Шура вошел на кухню, перетянутый солдатским ремнем, в начищенных ботинках, брюки и белая рубашка отглажены. Следом зашел, по виду не спавший всю ночь, папаня. О чем они втроем говорили, Лена не знала: она вышла в многооконную горницу накрывать на стол. Застелив ее белой, старинного тканья, скатертью, расставив тарелки и три стаканчика из синего стекла, она села на табурет. Из-за далеких, видных из окна, лесов — дом на высоком месте стоял — встающему солнцу в бок нацеливалась темно-синяя туча. Мягко, лениво разгоняясь, туча вывела за собой вереницей другие, поменьше, и скоро тучи заполнили южную сторону неба. Двустворчатая дверь отворилась, и в горницу вошел осунувшийся, будто ничего не видящий перед собой — такое заострившееся, слепое было у него лицо, — отец, следом, одергивая старенький, хорошо выглаженный пиджачок, широко шагнул через порог Шура. У него было спокойное, будничное лицо, только темно-карие глаза чуть воспаленно блестели. Мама несла тарелку с горячими блинами, наклонив голову, словно боялась на пороге споткнуться. Солнце горячечным румянцем тронуло ее правую щеку, открытый тонкий висок с бегущей по нему синей набухшей жилкой, чистый лоб, а ее темные, собранные в пучок, волосы тоже красно-огненно осветились.

— Ну что же, — стоя между выходящих на проезжую улицу окон, покашляв в кулак, негромко сказал отец и привычным жестом указал сыну место напротив. Мать с дочерью сели по правую и левую руку от Шуры. И в эту минуту в комнате потемнело, за Тоболом раскатисто громыхнуло. Обернувшись на окно, у которого только что сидела на табуретке Лена, Шура сказал растерянно:

— Вот так-так! Ко мне ребята хотели перед работой зайти.

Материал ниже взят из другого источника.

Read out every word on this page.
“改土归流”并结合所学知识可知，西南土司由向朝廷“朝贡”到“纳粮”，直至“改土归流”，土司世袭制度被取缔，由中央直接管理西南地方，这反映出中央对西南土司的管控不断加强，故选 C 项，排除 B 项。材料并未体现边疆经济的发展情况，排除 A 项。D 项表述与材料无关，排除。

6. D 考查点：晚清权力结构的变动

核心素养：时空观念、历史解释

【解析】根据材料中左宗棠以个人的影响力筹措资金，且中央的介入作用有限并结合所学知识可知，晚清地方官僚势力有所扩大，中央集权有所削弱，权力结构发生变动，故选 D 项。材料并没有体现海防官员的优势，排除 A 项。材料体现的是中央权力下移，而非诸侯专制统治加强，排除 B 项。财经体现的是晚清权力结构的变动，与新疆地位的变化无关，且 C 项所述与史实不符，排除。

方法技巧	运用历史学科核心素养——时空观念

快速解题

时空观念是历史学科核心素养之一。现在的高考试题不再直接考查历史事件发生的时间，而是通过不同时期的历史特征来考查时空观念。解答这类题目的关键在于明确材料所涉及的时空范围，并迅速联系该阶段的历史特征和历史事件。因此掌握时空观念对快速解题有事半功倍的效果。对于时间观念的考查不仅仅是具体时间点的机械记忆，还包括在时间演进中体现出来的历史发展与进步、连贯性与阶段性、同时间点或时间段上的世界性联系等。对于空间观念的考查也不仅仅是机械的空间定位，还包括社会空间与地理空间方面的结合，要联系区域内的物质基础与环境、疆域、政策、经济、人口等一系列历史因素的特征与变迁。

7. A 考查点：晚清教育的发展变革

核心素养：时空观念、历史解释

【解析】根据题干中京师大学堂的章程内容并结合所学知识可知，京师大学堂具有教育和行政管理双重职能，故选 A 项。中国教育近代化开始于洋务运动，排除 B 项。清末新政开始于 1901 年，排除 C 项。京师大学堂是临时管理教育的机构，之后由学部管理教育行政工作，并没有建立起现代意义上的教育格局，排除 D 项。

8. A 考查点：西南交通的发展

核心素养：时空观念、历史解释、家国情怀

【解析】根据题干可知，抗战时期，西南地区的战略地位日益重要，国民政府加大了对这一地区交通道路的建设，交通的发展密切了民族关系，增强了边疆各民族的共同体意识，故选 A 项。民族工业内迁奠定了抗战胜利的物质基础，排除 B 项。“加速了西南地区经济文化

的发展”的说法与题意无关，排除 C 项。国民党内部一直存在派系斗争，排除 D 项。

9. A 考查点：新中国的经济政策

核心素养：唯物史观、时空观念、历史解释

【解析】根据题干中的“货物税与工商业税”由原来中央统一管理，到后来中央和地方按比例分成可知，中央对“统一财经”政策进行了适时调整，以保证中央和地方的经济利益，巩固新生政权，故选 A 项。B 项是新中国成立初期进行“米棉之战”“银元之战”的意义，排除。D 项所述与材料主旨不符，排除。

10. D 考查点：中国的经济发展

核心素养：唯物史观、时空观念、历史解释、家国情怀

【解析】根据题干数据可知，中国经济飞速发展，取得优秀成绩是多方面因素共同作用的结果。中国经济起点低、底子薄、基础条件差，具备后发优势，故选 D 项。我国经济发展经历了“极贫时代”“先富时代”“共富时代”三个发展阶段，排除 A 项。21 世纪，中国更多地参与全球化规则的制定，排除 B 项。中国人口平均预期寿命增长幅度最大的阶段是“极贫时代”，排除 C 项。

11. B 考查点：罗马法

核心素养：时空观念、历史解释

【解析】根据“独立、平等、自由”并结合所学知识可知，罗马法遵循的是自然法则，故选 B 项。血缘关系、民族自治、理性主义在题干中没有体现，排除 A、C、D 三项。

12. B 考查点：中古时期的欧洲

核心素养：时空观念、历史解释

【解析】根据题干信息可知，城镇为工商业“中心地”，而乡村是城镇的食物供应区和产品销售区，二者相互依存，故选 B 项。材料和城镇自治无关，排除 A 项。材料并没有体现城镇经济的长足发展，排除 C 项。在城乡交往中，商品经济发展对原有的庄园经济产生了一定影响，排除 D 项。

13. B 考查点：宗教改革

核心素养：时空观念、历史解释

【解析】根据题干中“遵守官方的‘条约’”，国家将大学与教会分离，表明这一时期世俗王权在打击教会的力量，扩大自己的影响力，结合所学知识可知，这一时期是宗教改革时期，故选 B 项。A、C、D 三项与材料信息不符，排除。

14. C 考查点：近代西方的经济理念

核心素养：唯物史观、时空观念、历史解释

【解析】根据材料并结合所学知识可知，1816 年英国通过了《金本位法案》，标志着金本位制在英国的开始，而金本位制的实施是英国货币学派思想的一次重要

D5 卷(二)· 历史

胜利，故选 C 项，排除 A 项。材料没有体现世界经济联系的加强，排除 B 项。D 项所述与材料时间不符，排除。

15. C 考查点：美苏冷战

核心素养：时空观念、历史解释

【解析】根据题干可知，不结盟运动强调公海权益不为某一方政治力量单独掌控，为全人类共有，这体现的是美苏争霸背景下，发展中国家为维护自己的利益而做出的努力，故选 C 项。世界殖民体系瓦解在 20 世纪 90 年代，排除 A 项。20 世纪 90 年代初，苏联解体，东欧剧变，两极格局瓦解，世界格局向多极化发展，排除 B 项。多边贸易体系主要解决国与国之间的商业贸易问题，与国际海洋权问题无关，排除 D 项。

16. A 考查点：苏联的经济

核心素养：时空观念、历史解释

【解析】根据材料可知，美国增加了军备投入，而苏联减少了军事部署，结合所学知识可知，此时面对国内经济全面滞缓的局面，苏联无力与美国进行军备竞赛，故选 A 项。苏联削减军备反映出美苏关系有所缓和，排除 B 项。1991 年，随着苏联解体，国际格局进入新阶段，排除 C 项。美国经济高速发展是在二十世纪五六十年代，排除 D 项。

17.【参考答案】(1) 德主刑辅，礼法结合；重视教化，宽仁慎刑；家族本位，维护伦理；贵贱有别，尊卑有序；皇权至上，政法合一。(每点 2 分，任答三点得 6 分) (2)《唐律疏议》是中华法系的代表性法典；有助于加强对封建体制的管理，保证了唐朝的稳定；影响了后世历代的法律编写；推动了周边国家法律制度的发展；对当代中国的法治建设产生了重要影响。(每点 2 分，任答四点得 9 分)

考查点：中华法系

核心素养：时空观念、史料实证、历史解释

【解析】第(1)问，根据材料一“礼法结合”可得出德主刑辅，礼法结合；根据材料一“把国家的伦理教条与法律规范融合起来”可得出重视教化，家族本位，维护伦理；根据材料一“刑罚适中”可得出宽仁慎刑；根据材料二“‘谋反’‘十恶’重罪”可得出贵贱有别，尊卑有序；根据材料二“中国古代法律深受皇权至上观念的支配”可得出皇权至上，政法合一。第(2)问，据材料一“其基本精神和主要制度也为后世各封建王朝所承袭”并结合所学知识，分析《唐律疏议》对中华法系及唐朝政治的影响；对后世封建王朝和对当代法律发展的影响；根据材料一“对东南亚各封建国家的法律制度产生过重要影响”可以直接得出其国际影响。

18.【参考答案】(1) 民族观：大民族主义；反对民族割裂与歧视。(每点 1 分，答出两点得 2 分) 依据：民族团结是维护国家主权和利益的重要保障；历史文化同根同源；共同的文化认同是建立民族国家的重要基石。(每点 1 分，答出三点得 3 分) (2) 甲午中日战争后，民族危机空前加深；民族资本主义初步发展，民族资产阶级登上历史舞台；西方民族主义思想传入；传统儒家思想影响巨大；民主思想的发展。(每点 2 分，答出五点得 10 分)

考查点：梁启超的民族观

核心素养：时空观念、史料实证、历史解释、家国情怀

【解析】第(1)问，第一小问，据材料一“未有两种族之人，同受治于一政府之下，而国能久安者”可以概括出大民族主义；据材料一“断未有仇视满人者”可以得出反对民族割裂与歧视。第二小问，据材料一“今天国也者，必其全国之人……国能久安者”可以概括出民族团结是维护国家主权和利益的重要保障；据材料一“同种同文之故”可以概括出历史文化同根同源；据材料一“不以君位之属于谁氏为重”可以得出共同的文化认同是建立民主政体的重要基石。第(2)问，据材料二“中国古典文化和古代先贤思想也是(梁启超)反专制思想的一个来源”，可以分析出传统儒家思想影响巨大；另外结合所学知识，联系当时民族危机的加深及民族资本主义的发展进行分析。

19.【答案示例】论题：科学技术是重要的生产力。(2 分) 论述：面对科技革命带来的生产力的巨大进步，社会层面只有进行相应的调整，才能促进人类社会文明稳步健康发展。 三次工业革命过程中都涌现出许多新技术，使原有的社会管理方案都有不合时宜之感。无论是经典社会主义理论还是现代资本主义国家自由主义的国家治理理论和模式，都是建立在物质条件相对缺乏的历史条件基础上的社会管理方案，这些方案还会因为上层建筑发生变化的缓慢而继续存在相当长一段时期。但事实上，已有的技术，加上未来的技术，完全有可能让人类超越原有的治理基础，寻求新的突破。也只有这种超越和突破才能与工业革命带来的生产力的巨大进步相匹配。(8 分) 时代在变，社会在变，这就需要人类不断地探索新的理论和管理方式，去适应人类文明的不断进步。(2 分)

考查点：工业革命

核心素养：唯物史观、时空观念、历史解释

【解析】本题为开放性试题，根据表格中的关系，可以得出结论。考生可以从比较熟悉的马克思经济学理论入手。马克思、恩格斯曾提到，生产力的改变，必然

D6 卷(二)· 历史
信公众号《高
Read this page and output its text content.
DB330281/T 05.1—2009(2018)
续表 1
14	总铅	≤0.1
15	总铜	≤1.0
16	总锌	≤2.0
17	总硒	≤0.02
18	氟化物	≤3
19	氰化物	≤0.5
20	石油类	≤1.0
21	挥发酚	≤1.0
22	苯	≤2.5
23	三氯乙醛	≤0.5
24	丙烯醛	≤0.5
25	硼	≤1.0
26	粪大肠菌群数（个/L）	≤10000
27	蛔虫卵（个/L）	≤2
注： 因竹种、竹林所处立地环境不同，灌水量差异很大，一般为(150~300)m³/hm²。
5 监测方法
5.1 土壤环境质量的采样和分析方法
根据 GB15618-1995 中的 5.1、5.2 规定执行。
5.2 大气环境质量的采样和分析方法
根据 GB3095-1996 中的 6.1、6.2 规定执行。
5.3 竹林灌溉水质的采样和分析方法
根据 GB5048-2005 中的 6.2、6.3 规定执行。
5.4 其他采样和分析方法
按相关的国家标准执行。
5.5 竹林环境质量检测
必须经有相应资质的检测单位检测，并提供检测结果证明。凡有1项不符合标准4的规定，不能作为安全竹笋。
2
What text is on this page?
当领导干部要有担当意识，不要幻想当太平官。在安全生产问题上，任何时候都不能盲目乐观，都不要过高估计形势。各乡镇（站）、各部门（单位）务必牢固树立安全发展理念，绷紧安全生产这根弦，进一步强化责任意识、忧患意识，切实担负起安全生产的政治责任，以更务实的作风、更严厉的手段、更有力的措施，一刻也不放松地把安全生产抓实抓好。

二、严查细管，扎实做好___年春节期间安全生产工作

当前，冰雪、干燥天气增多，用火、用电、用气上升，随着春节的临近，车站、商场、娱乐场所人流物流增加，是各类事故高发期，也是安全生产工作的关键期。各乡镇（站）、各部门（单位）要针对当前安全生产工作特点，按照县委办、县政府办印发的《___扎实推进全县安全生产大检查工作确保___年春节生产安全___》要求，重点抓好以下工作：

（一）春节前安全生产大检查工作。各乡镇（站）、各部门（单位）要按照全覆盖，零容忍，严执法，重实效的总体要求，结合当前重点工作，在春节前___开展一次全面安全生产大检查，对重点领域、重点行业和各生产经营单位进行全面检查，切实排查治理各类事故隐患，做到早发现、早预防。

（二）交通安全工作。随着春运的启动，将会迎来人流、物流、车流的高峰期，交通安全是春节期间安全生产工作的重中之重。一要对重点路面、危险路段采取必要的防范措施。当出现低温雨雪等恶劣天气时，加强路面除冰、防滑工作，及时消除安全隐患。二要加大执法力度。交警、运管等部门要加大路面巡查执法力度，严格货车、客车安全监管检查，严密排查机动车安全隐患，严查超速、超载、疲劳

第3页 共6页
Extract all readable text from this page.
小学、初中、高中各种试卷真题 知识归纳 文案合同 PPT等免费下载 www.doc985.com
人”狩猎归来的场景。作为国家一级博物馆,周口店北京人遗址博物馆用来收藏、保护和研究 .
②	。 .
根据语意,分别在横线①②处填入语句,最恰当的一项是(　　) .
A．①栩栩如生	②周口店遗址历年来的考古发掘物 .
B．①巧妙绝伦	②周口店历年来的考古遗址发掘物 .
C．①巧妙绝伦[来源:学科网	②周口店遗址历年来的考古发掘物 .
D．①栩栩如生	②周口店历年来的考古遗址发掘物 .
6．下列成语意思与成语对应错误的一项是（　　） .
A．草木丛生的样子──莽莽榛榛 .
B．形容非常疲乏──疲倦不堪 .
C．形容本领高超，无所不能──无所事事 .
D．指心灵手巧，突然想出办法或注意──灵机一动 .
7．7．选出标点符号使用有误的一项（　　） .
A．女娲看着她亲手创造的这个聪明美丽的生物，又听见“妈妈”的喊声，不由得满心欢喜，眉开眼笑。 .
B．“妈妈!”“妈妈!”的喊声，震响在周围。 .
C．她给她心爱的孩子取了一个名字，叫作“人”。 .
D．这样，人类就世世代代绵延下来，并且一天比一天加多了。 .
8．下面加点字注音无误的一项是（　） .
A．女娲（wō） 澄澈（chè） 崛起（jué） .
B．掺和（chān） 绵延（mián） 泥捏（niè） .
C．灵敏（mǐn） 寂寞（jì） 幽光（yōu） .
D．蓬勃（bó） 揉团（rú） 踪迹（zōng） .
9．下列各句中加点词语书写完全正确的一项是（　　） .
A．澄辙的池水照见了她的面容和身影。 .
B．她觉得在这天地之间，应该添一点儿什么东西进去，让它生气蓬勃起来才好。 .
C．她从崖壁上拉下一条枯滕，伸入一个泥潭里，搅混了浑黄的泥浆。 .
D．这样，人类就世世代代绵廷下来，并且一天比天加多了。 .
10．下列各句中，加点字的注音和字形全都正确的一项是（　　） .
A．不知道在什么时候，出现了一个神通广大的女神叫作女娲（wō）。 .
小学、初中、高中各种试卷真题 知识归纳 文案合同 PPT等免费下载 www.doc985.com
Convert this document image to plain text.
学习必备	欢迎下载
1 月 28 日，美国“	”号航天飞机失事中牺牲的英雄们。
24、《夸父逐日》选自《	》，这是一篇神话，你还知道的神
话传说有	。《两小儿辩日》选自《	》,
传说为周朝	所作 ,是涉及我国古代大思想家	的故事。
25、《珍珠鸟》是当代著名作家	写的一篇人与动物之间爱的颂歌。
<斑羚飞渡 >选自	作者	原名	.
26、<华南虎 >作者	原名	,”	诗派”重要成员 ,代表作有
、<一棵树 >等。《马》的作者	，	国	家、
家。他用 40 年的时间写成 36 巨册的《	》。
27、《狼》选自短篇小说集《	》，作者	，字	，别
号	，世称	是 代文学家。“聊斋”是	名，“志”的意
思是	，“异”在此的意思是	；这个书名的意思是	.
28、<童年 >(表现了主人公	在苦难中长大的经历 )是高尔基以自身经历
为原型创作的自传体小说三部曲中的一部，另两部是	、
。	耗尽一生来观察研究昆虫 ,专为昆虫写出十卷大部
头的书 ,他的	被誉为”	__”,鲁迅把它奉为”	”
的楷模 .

— Придут, — сказала Лена. — Да и не будет дождя. Погремит да перестанет.

В комнате темнело быстро. Сначала сумерки отразились в зеркальном трюмо, на тумбочке, на бело-серебряной печке-голландке… Разгоняясь, как в речном водовороте, потемки сгущались вокруг сидящих за столом и скоро легли на них, оставив свой поднебесный свет. Еще печальнее, обостренней стало лицо матери, под глаза, сделав их глубже, легли серые тени. Шура сидел прямой, как на чужой свадьбе.